Annette Fischer ist die große Antreiberin und Initiatorin des Projekts.

Annette Fischer ist die große Antreiberin und Initiatorin des Projekts. Als 1993 ihr Sohn Jakob auf die Welt kam, hatte er eine genetische Veränderung auf Chromosom 15. Die Diagnose: Angelman-Syndrom, benannt nach dem englischen Arzt, der die geistige Behinderung als erster entdeckte. 800 Menschen weltweit sind betroffen. Sie lachen oft, auch unvermittelt, sprechen aber wenig und zeigen autistische Züge.

Seither macht sich Annette Fischer, die ihren Beruf als Juristin aufgeben musste, Gedanken, wie ihr Sohn in Zukunft einmal leben wird, wenn sie ihn nicht mehr betreuen kann. Die letzten Jahre wohnte er in einer stationären Einrichtung mit anderen geistig Behinderten und kam am Wochenende nach Hause. Doch jetzt in der neuen Wohnanlage blüht er richtig auf. Unter Tags arbeitet er in der Wäscherei der Lebenshilfe, Abends kommt er nach Hause und kocht in der großen Wohnküche gemeinsam mit zwölf anderen geistig Behinderten, betreut von Pflegern der Lebenshilfe.

Der 24-jährige hat in der WG sein eigenes Zimmer. Seine Eltern wohnen gleich um die Ecke. Im September sind sie eingezogen, doch die Kisten sind noch nicht ausgepackt.

Unterstützung vom Freistaat

Jakob in der Wohngemeinschaft

Denn Annette Fischer hat noch viel für die Wohngenossenschaft zu erledigen. Seit Planungsbeginn 2012 hält sie das Projekt in Atem. Die Stadt Regensburg musste überzeugt werden, das Grundstück herzugeben. Der Freistaat Bayern unterstütze die Sozialgenossenschaft mit einem Zuschuß von 30.000 Euro. Davon konnte ein Architekt einen Entwurf machen und die Homepage professionell gestaltet werden. Eine von 47 Wohnungen ist noch frei.
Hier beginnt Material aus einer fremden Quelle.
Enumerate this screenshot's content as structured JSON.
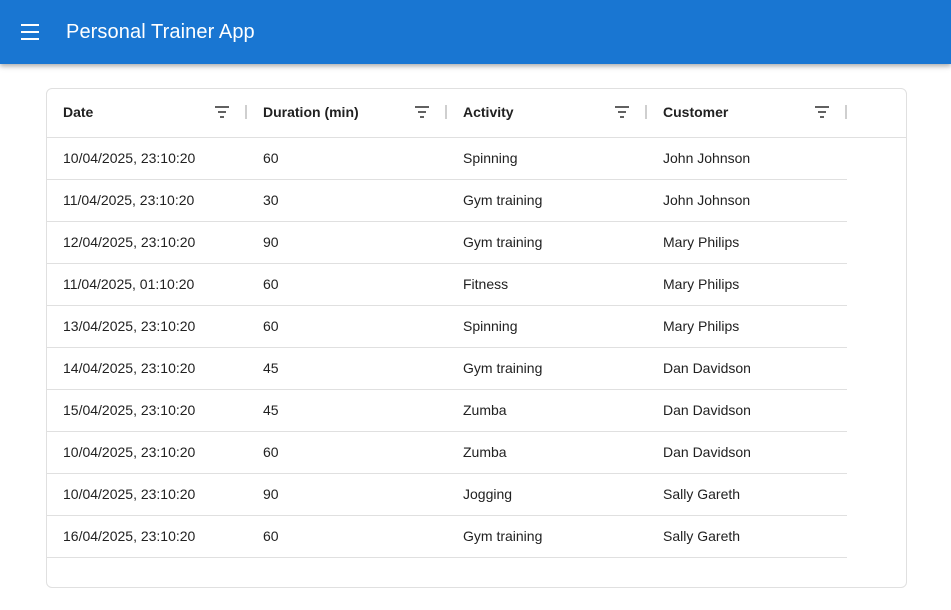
{
  "app": {
    "title": "Personal Trainer App",
    "menu_icon": "hamburger-menu-icon",
    "primary_color": "#1976d2"
  },
  "table": {
    "columns": [
      {
        "label": "Date",
        "icon": "filter-icon"
      },
      {
        "label": "Duration (min)",
        "icon": "filter-icon"
      },
      {
        "label": "Activity",
        "icon": "filter-icon"
      },
      {
        "label": "Customer",
        "icon": "filter-icon"
      }
    ],
    "rows": [
      {
        "date": "10/04/2025, 23:10:20",
        "duration": "60",
        "activity": "Spinning",
        "customer": "John Johnson"
      },
      {
        "date": "11/04/2025, 23:10:20",
        "duration": "30",
        "activity": "Gym training",
        "customer": "John Johnson"
      },
      {
        "date": "12/04/2025, 23:10:20",
        "duration": "90",
        "activity": "Gym training",
        "customer": "Mary Philips"
      },
      {
        "date": "11/04/2025, 01:10:20",
        "duration": "60",
        "activity": "Fitness",
        "customer": "Mary Philips"
      },
      {
        "date": "13/04/2025, 23:10:20",
        "duration": "60",
        "activity": "Spinning",
        "customer": "Mary Philips"
      },
      {
        "date": "14/04/2025, 23:10:20",
        "duration": "45",
        "activity": "Gym training",
        "customer": "Dan Davidson"
      },
      {
        "date": "15/04/2025, 23:10:20",
        "duration": "45",
        "activity": "Zumba",
        "customer": "Dan Davidson"
      },
      {
        "date": "10/04/2025, 23:10:20",
        "duration": "60",
        "activity": "Zumba",
        "customer": "Dan Davidson"
      },
      {
        "date": "10/04/2025, 23:10:20",
        "duration": "90",
        "activity": "Jogging",
        "customer": "Sally Gareth"
      },
      {
        "date": "16/04/2025, 23:10:20",
        "duration": "60",
        "activity": "Gym training",
        "customer": "Sally Gareth"
      }
    ]
  }
}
Das Modell funktioniert so: Zuerst zeichnet man Anteile an der Genossenschaft, mindestens 5.000 Euro. Dann zahlt man noch einmal Anteile je nach Größe der Wohnung. Das sind 700 Euro pro Quadratmeter für Sozialwohnungen, sowie 900 Euro für "normale" Wohnungen und 1.200 Euro für Dachterrassenwohnungen. Um Familien mit Kindern zu unterstützen und auch eine "gute" Mischung der Bewohner zu gewährleisten, erhalten Familien für jedes Kind unter zwölf Jahren 100 Euro Nachlaß. Das macht dann bei einer Familie mit drei Kindern für eine normale 100 Quadratmeter Wohnung 600 Euro aus, bzw. 60.000 Euro Einlage. Die Warmmiete beträgt dann ca. 1.000 Euro im Monat. Langfristig bleibt der Mietpreis bei etwa neun Euro im Monat, also weit unter dem Durchschnitt für Regensburg. 

Genossenschaften gibt es schon seit 150 Jahren

Anfangs waren es Landwirte und Handwerker, die sich zusammenschloßen. Seit einer Gesetzesnovelle 2006 öffnet sich das Spektrum auch für Genossenschaften im kulturellen und sozialen Bereich.
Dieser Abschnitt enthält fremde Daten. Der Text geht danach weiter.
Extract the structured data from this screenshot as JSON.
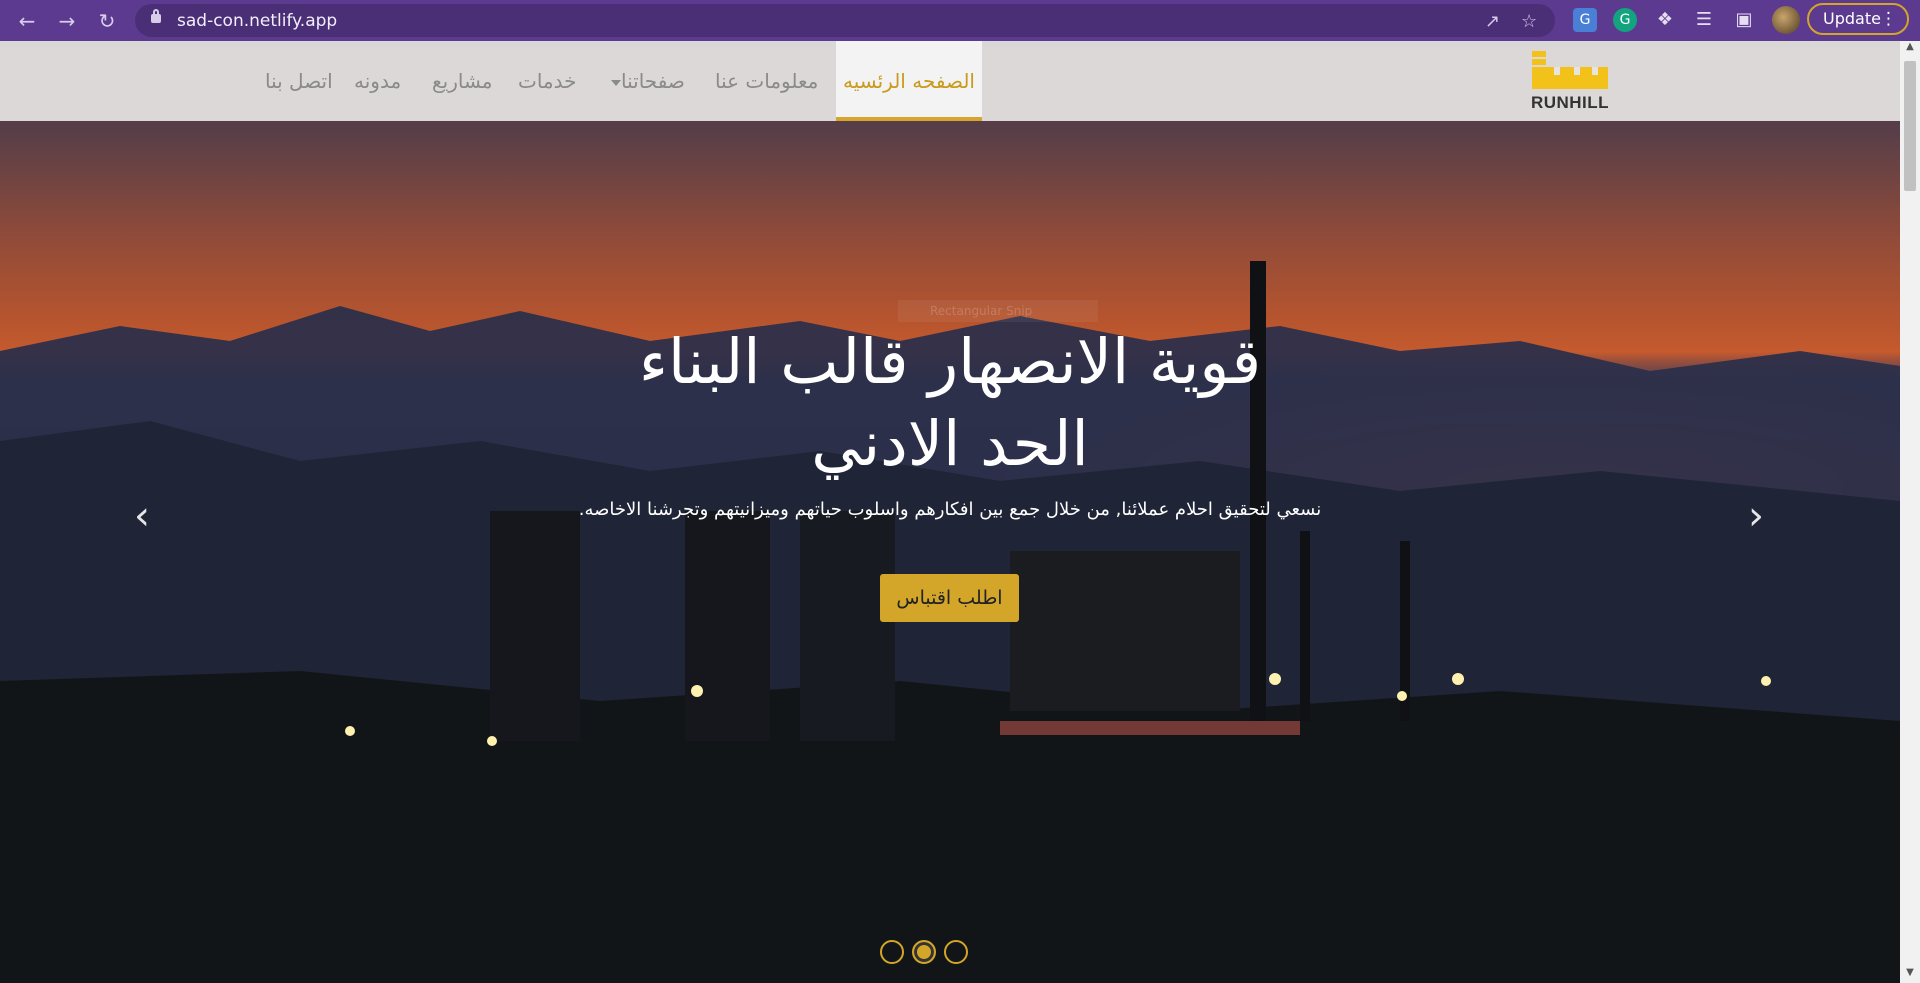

Attraktiv sind die Genossenschaften, weil vor allem in Zeiten turbokapitalistischer Verschärfungen wie etwa auf dem Wohnungsmarkt und politischer Verwerfungen in Richtung Rechts das Zusammengehörigkeitsgefühl unterschiedlicher Gesellschaftsgruppen stärken und den Menschen das Gefühl geben, selbst zur Lösung von Problemen beitragen zu können.

Unterstützung vom Sozialministerium

Modernes Enegierkonzept in der Regesnburger Sozialgenossenschaft "Wir".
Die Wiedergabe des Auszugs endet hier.